Python offers four fundamental built-in data structures—list, tuple, set, and dict—each with its own characteristics around ordering, mutability, hashability, dynamic allocation, and performance (Big-O). Mastering these structures helps you:

  • Choose the right container for each problem and write more “Pythonic” code
  • Optimize for lookup, insertion, deletion speed and memory usage
  • Combine them effectively when designing algorithms or complex systems

This article transitions from basic to advanced, includes clear real-world examples, and highlights terminology such as ordered, unordered, mutable, immutable, hashable, over-allocation, and Big-O.


1. List

1.1 Definition & Properties

  • Definition: A list is a dynamic array that is ordered, mutable (items can be added, removed, or changed), and allows duplicates.
  • Dynamic Allocation: Python over-allocates space so that .append() is amortized O(1). When capacity runs out, the list resizes (typically doubling)—that resize is O(n) but rare, so average remains O(1).
  • Index Access: a[i] is O(1).
  • Insertion/Removal at Ends:
    .append() / .pop() → O(1)
    .pop(0) or .insert(i, x) → O(n), because elements must shift.
  • Complexity:
    Dưới đây là bảng bạn yêu cầu, được trình bày lại bằng cú pháp Markdown:

    Operation Complexity
    append(x) O(1) amortized
    pop() O(1)
    pop(0) O(n)
    Index access [i] O(1)
    insert(i, x) O(n)
    x in list O(n)

1.2 Example & Use Cases

# List comprehension and stack example
numbers = [1, 2, 3, 4, 5]
squares = [x*x for x in numbers]  # Pythonic, C-optimized
print(squares)                    # [1, 4, 9, 16, 25]

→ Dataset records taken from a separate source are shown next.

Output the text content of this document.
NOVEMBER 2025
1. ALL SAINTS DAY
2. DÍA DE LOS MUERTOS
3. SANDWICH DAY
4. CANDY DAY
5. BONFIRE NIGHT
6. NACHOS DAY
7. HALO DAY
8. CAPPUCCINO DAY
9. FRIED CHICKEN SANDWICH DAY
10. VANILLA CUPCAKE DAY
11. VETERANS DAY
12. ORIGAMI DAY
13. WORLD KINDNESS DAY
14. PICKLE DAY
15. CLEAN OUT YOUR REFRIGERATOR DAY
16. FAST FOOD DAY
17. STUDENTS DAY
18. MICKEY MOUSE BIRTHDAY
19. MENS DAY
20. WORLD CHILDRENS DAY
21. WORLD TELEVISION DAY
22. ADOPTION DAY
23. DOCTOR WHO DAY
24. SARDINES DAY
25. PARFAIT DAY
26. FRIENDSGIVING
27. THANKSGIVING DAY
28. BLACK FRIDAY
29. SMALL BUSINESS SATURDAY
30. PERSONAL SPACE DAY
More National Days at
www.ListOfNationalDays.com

# Using list as a stack (LIFO)
stack = []
stack.append('first')
stack.append('second')
print(stack.pop())  # 'second'
print(stack)        # ['first']
  • When to use list:
    • Sequential data you iterate in order
    • Building up results dynamically (.append())
    • Implementing simple stacks

1.3 Optimization Tips

  • Prefer list comprehensions over explicit loops for speed.
  • If you need frequent inserts/pops at the front, use collections.deque (O(1) at both ends).
  • For large numeric arrays, consider array.array or NumPy for memory efficiency and vectorized operations.

2. Tuple

2.1 Definition & Properties

  • Definition: A tuple is an immutable, ordered sequence.
  • Hashable: If all its elements are hashable, the tuple itself is hashable—so it can serve as a dict key or a set element.
  • Access Speed: t[i] is O(1). Because it’s immutable, Python can store it in a compact block, often using less memory than a list.

    Operation Complexity
    Index access [i] O(1)
    Traversal O(n)

2.2 Example & Use Cases

# Coordinates as tuple keys in a dict
point = (10, 20)
weather = {(10, 20): 'Sunny', (30, 50): 'Rainy'}
print(weather[point])  # 'Sunny'

# Returning multiple values from a function
def min_max(vals):
    return min(vals), max(vals)

low, high = min_max([3, 1, 9, 4])
print(low, high)       # 1 9
  • When to use tuple:
    • Fixed groups of values (e.g., coordinates)
    • Function returns (tuple unpacking)
    • Dict keys or set elements when immutability is required

3. Set

3.1 Definition & Properties

  • Definition: A set is an unordered, mutable collection of unique elements.
  • Hash Table: Implemented via a hash table, so .add(), .remove(), and membership tests (x in s) are O(1) on average.
  • Ordering: No guaranteed order when iterating.

    Operation Complexity
    .add(x) O(1) avg.
    .remove(x) O(1) avg.
    x in s O(1) avg.
    Traversal O(n)

3.2 Example & Use Cases

# Remove duplicates
nums = [1, 2, 2, 3, 4, 4]
unique = set(nums)
print(unique)  # {1, 2, 3, 4}

# Set operations
A = {'python', 'java', 'c++'}
B = {'python', 'js', 'ruby'}
print(A & B)   # {'python'}
print(A | B)   # {'python','java','c++','js','ruby'}
print(A - B)   # {'java','c++'}

# Two-Sum in O(n)
def two_sum(arr, target):
    seen = set()
    for x in arr:
        if target - x in seen:
            return (target - x, x)
        seen.add(x)
    return None

print(two_sum([2, 7, 11, 15], 9))  # (2, 7)
  • When to use set:
    • Fast membership tests for large collections
    • Eliminate duplicates
    • Mathematical set operations (union, intersection, difference)

3.3 Caveats

  • Consumes more memory than a list (hash table overhead).
  • Elements must be hashable—you cannot store lists or dicts inside a set.

4. Dict

4.1 Definition & Properties

  • Definition: A dict maps keys to values, is ordered (by insertion, Python 3.7+), mutable, and built on a hash table.
  • Key Requirements: Keys must be hashable types (e.g., int, str, tuple).
  • Performance:

    Operation Complexity
    d[key] / d.get(key) O(1) avg.
    d[key] = value / del d[key] O(1) avg.
    Iteration .items() O(n)

4.2 Example & Use Cases

# JSON-like data
person = {
    "name": "Alice",
    "age": 30,
    "skills": ["Python", "SQL"]
}
print(person["name"])       # Alice
person["city"] = "Hanoi"    # add new key

# Frequency count with Counter
from collections import Counter
fruits = ["apple", "banana", "apple", "orange", "banana"]
freq = Counter(fruits)
print(freq)  # Counter({'apple': 2, 'banana': 2, 'orange': 1})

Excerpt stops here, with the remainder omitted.